PANNING FOR GOLD IN FEDERATED LEARNING: TARGETED TEXT EXTRACTION UNDER ARBITRARILY LARGE-SCALE AGGREGATION

Abstract

As federated learning (FL) matures, privacy attacks against FL systems in turn become more numerous and complex. Attacks on language models have progressed from recovering single sentences in simple classification tasks to recovering larger parts of user data. Current attacks against federated language models are sequence-agnostic and aim to extract as much data as possible from an FL update -often at the expense of fidelity for any particular sequence. Because of this, current attacks fail to extract any meaningful data under large-scale aggregation.
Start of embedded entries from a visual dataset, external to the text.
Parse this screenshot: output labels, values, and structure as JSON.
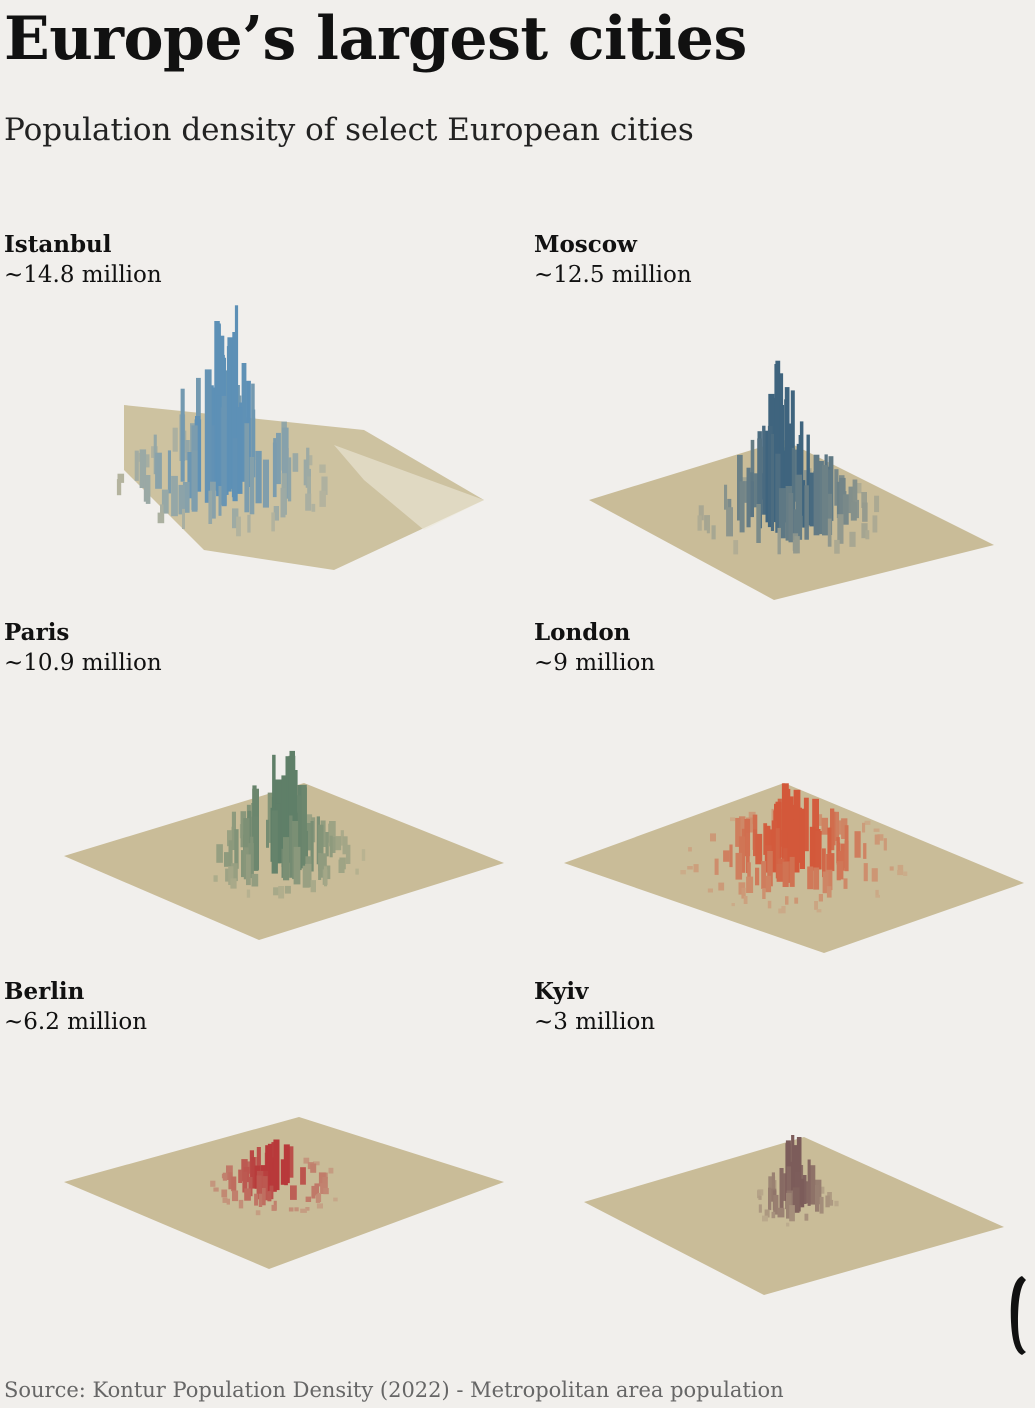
{
  "header": {
    "title": "Europe’s largest cities",
    "subtitle": "Population density of select European cities"
  },
  "cities": [
    {
      "name": "Istanbul",
      "population": "~14.8 million",
      "color": "#5d90b6"
    },
    {
      "name": "Moscow",
      "population": "~12.5 million",
      "color": "#3f647e"
    },
    {
      "name": "Paris",
      "population": "~10.9 million",
      "color": "#5f7f68"
    },
    {
      "name": "London",
      "population": "~9 million",
      "color": "#d3583a"
    },
    {
      "name": "Berlin",
      "population": "~6.2 million",
      "color": "#b8393a"
    },
    {
      "name": "Kyiv",
      "population": "~3 million",
      "color": "#7c5c5a"
    }
  ],
  "colors": {
    "base": "#c9bc98",
    "background": "#f1efec"
  },
  "footer": {
    "source": "Source: Kontur Population Density (2022) - Metropolitan area population",
    "logo_icon": "publisher-logo-icon"
  }
}
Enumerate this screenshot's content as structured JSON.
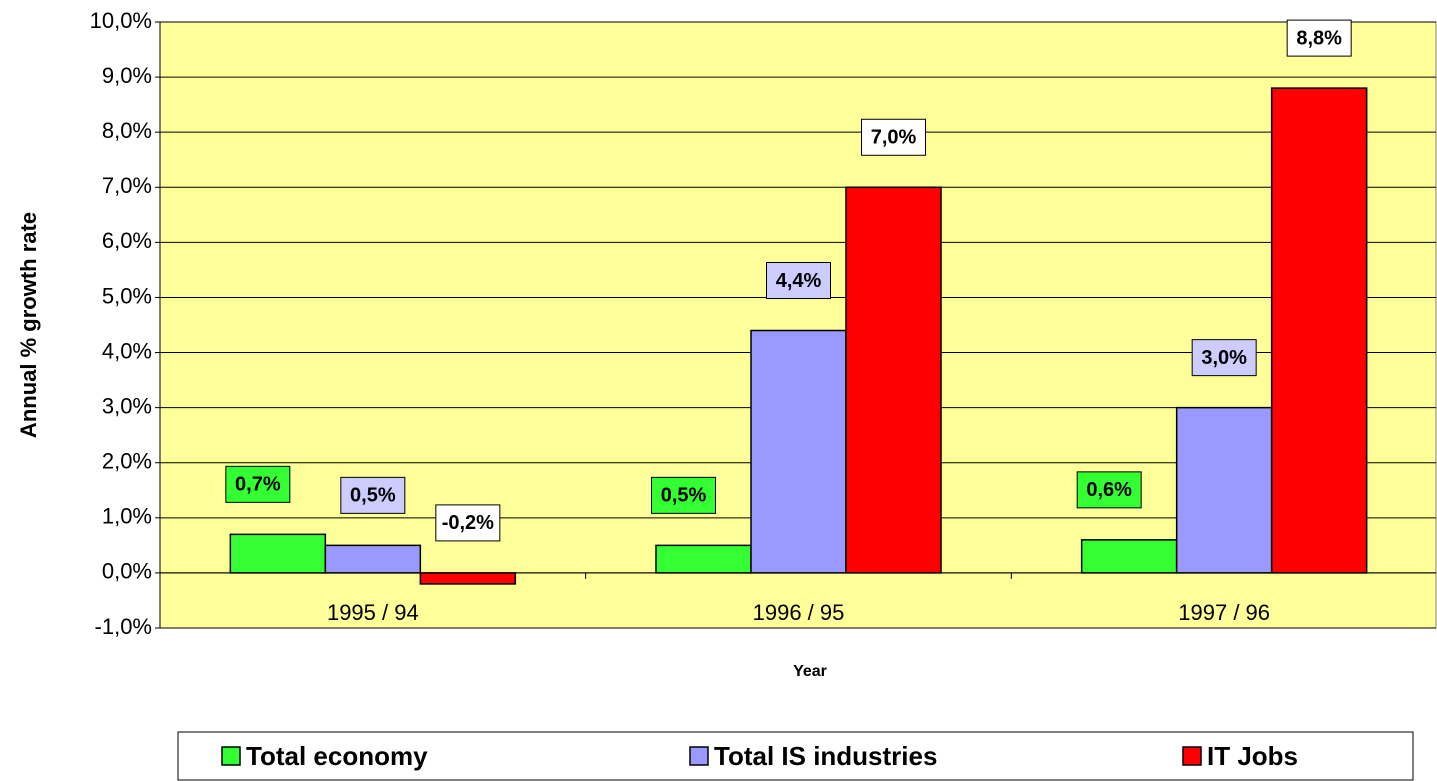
{
  "chart_data": {
    "type": "bar",
    "x_label": "Year",
    "y_label": "Annual % growth rate",
    "categories": [
      "1995 / 94",
      "1996 / 95",
      "1997 / 96"
    ],
    "series": [
      {
        "name": "Total economy",
        "color": "#33ff33",
        "label_color": "#33ff33",
        "values": [
          0.7,
          0.5,
          0.6
        ],
        "value_labels": [
          "0,7%",
          "0,5%",
          "0,6%"
        ]
      },
      {
        "name": "Total IS industries",
        "color": "#9999ff",
        "label_color": "#ccccff",
        "values": [
          0.5,
          4.4,
          3.0
        ],
        "value_labels": [
          "0,5%",
          "4,4%",
          "3,0%"
        ]
      },
      {
        "name": "IT Jobs",
        "color": "#ff0000",
        "label_color": "#ffffff",
        "values": [
          -0.2,
          7.0,
          8.8
        ],
        "value_labels": [
          "-0,2%",
          "7,0%",
          "8,8%"
        ]
      }
    ],
    "ylim": [
      -1,
      10
    ],
    "yticks": [
      {
        "value": -1,
        "label": "-1,0%"
      },
      {
        "value": 0,
        "label": "0,0%"
      },
      {
        "value": 1,
        "label": "1,0%"
      },
      {
        "value": 2,
        "label": "2,0%"
      },
      {
        "value": 3,
        "label": "3,0%"
      },
      {
        "value": 4,
        "label": "4,0%"
      },
      {
        "value": 5,
        "label": "5,0%"
      },
      {
        "value": 6,
        "label": "6,0%"
      },
      {
        "value": 7,
        "label": "7,0%"
      },
      {
        "value": 8,
        "label": "8,0%"
      },
      {
        "value": 9,
        "label": "9,0%"
      },
      {
        "value": 10,
        "label": "10,0%"
      }
    ],
    "grid": true,
    "plot_background": "#ffff99",
    "legend": "bottom"
  }
}
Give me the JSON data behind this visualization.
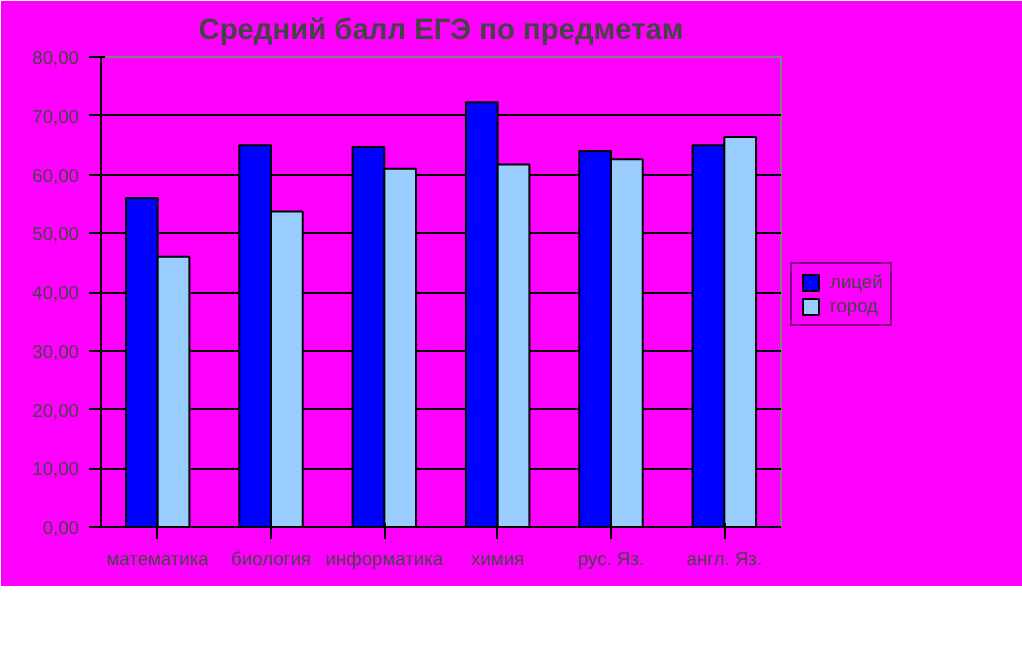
{
  "chart_data": {
    "type": "bar",
    "title": "Средний балл ЕГЭ по предметам",
    "categories": [
      "математика",
      "биология",
      "информатика",
      "химия",
      "рус. Яз.",
      "англ. Яз."
    ],
    "series": [
      {
        "name": "лицей",
        "color": "#0000ff",
        "values": [
          56,
          65,
          64.7,
          72.3,
          64,
          65
        ]
      },
      {
        "name": "город",
        "color": "#99ccff",
        "values": [
          46,
          53.7,
          61,
          61.7,
          62.6,
          66.4
        ]
      }
    ],
    "ylim": [
      0,
      80
    ],
    "yticks": [
      {
        "value": 0,
        "label": "0,00"
      },
      {
        "value": 10,
        "label": "10,00"
      },
      {
        "value": 20,
        "label": "20,00"
      },
      {
        "value": 30,
        "label": "30,00"
      },
      {
        "value": 40,
        "label": "40,00"
      },
      {
        "value": 50,
        "label": "50,00"
      },
      {
        "value": 60,
        "label": "60,00"
      },
      {
        "value": 70,
        "label": "70,00"
      },
      {
        "value": 80,
        "label": "80,00"
      }
    ],
    "grid": "y",
    "legend": "right"
  }
}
In realistic settings, an attacker cares most about a small portion of user data that contains sensitive personal information, for example sequences containing the phrase "my credit card number is ...". In this work, we propose the first attack on FL that achieves targeted extraction of sequences that contain privacycritical phrases, whereby we employ maliciously modified parameters to allow the transformer itself to filter relevant sequences from aggregated user data and encode them in the gradient update. Our attack can effectively extract sequences of interest even against extremely large-scale aggregation.

1. INTRODUCTION

Industrial machine learning models are often trained on large sets of user data. In a traditional centralized training paradigm, this is done by aggregating user data into a large repository. Unfortunately, when user data contains personal information in the form of text, images, or other media, dataset aggregation leads to significant security, regulatory, and liability risks. Against this backdrop, federated learning (FL) has emerged as a popular way to train models with decentralized data, that is without the need for a central party to host a dataset. By exchanging only model gradients, user devices collaboratively train a model without the direct exchange of plaintext data. In many applications, FL is slower than centralized training (Bonawitz et al., 2019) , but the privacy benefits outweigh the costs, especially in next-word text prediction which requires training on private text from smartphones (Hard et al., 2019) . Privacy through federated learning is sometimes taken for granted. In reality, the actual privacy achieved by federated learning systems depends on a large number of factors and parameters -model size, architecture, number of users, the aggregation scheme, and more. Attacks against privacy in FL probe this boundary, empirically discovering pitfalls that should be considered and avoided when designing federated protocols (Phong et al., 2017; Melis et al., 2019; Geiping et al., 2020) . In this work, we study the security of federated learning systems involving transformer architectures (Vaswani et al., 2017) which form the backbone of many recent advancements in natural language processing (Brown et al., 2020; Dosovitskiy et al., 2021; Jumper et al., 2021) , and especially applications in text, which represent a key point of interest in many modern applications of federated learning (Paulik et al., 2021; Dimitriadis et al., 2022) . Our main threat model of interest is the untrusted server scenario, also known as the malicious server scenario, in which the server may make changes to model parameters in order to break user privacy. This is in contrast to the honest-butcurious threat model, in which no malicious changes are permitted to the model training protocol. Untrusted server scenarios are of critical importance from a user-centric privacy perspective.